Ein Tumult am Hauseingang schreckt mich aus meinen Gedanken.

„Verrät ihre eigene Kultur!“, glaube ich aus dem Stimmengewirr herauszuhören.

„Akili, du Hexenweib!“

Ich komme nicht dazu, die Samen beiseite zu legen.

„Sie will uns mit dem Teufelszeug verzaubern!“

Fünf Männer stürmen auf mich zu. Es sind meine Nachbarn.

„Ergreift sie!“

Sie umzingeln mich. Zu einem wirklichen Kampf kommt es gar nicht erst, da sie die Überraschung auf Ihrer Seite haben. Und in der Überzahl sind.

„Jetzt machen wir sie gefügig!“

Sie zwingen mich, die Samen runterzuschlucken, um mich gänzlich wehrlos zu machen. Sie schlagen mit Macheten auf mich ein. Zerren mich nach draußen. Binden mich an Pfähle auf einer Holzvorrichtung.

 

****

 

Ich habe kein Zeitgefühl mehr.

 

Schmerz, aber woher?

 

Ich blicke hinunter. Sehe den schwarzen Teufel und seine Gesellen. Sie verschwimmen zu Schemen. Sie tanzen. Tanzen um den Berg herum, auf dem ich stehe. Die Farben zerfließen. Werden intensiv. Zu intensiv.

 

Schmerz. Wie flimmernde Blitze.

 

Ich höre sie rufen. Doch die Worte sind unscharf. Werden rhythmisch. Wiederholen sich. Dringen nicht mehr zu mir vor. Doch der Rhythmus macht mir Angst.

 

Schmerz.  Wie ein zischender Schlangenbiss.

 

Ich schlucke schwer. Es schmeckt metallisch.

 

Schmerz. Brennend, wie das schärfste Gewürz der Welt.

 

Ich rieche verbranntes Fleisch. Brechreiz.

 

Schmerz.

 

****

 

„Bring mir ein großes Tuch. Wir tragen Akili zum Auto“, sagt Lorenzo, der christliche Missionar.

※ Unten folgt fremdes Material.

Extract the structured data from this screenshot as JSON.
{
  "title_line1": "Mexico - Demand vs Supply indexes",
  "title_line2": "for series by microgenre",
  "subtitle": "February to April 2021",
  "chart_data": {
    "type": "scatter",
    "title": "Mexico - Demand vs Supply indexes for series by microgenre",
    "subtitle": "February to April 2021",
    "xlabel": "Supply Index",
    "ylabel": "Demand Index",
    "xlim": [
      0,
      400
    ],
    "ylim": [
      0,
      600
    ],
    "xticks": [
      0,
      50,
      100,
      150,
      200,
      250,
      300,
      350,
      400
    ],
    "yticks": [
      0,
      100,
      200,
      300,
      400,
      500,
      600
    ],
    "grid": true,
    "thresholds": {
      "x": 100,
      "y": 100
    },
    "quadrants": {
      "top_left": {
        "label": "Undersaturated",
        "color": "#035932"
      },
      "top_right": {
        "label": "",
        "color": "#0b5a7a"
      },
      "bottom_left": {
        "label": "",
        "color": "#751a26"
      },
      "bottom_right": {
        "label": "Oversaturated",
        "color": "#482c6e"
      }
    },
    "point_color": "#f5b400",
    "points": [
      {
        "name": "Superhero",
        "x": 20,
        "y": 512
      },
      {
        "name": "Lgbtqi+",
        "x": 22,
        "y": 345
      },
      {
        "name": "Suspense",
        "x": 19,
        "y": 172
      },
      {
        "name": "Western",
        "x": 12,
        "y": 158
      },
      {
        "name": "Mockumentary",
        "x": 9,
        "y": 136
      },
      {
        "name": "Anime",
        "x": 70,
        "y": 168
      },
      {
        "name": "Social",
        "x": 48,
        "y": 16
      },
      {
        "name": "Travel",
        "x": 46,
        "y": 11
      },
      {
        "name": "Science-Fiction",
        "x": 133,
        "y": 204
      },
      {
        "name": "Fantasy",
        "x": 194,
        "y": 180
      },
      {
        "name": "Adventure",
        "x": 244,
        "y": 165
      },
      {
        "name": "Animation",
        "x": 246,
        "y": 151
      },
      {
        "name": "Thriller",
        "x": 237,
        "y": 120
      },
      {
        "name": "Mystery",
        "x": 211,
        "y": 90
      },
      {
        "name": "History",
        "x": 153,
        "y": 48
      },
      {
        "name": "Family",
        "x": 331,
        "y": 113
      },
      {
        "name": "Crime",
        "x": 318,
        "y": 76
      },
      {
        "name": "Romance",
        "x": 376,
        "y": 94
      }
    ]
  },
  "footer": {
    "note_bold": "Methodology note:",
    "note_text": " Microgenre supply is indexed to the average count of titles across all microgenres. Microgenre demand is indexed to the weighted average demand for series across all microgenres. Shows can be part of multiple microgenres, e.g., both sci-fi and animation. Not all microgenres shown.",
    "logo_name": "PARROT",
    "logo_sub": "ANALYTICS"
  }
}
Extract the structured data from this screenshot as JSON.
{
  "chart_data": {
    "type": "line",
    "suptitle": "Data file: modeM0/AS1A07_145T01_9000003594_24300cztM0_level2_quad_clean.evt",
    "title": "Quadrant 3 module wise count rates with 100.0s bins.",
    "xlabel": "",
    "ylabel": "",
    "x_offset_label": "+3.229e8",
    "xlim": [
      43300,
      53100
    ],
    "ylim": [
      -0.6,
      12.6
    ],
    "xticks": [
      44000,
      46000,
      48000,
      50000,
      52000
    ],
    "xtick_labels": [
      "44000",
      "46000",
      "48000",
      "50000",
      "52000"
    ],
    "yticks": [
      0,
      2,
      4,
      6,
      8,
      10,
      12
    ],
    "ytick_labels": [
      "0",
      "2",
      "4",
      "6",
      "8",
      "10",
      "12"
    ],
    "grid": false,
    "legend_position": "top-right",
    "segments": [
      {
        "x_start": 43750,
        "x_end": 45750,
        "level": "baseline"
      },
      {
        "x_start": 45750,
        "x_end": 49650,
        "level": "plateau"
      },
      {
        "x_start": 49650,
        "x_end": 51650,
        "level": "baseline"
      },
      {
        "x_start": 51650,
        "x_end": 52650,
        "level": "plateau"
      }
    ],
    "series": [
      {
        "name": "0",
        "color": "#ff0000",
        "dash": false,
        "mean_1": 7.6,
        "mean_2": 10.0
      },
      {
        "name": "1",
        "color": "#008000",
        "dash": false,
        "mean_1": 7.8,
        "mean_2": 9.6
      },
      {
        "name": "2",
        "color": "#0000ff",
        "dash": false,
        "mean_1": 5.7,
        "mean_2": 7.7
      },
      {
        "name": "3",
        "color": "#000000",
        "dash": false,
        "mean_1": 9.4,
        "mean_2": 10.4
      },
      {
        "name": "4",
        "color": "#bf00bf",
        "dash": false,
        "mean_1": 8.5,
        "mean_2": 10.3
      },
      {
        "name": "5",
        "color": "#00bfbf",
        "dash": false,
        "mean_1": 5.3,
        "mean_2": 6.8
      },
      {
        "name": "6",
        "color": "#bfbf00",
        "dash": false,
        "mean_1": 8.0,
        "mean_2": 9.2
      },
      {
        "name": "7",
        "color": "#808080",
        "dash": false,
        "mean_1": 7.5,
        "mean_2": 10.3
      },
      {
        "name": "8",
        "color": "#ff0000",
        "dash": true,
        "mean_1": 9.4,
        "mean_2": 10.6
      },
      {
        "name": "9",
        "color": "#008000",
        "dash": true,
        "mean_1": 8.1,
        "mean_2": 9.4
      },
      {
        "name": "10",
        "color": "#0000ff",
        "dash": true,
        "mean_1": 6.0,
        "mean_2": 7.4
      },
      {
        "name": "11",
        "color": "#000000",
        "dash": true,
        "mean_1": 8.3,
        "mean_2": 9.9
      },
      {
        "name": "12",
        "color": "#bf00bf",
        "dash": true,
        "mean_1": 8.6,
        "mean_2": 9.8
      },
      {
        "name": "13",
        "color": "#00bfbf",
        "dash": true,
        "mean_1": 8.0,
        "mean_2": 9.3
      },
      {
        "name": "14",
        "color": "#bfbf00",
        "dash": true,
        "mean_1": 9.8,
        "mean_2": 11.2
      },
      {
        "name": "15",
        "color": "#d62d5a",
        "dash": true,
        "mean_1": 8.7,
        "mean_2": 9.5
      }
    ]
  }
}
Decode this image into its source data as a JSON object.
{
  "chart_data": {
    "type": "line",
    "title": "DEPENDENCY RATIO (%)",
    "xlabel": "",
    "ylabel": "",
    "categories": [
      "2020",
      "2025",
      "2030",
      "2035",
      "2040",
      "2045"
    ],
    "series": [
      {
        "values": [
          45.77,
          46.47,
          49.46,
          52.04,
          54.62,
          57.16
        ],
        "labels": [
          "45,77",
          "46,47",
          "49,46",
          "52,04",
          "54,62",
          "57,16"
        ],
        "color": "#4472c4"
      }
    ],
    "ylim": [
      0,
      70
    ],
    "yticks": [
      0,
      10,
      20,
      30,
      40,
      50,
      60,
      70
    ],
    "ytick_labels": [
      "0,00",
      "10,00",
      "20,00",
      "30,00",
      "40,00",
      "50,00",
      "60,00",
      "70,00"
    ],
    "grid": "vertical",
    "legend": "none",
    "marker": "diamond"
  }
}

„Die Verstümmelungen kann sie unmöglich überleben“, klagt die Nachbarin der Gequälten.

„Nun lauf schon und bring mir das Tuch!“ Lorenzo wird wütend.

„Ihr und eure Schule seid schuld! Ihr habt sie verhext und deshalb hat sie ihre Kultur verraten! Sie wollte euch ihr Geld geben“, schreit die Nachbarin und zeigt anklagend auf Lorenzo.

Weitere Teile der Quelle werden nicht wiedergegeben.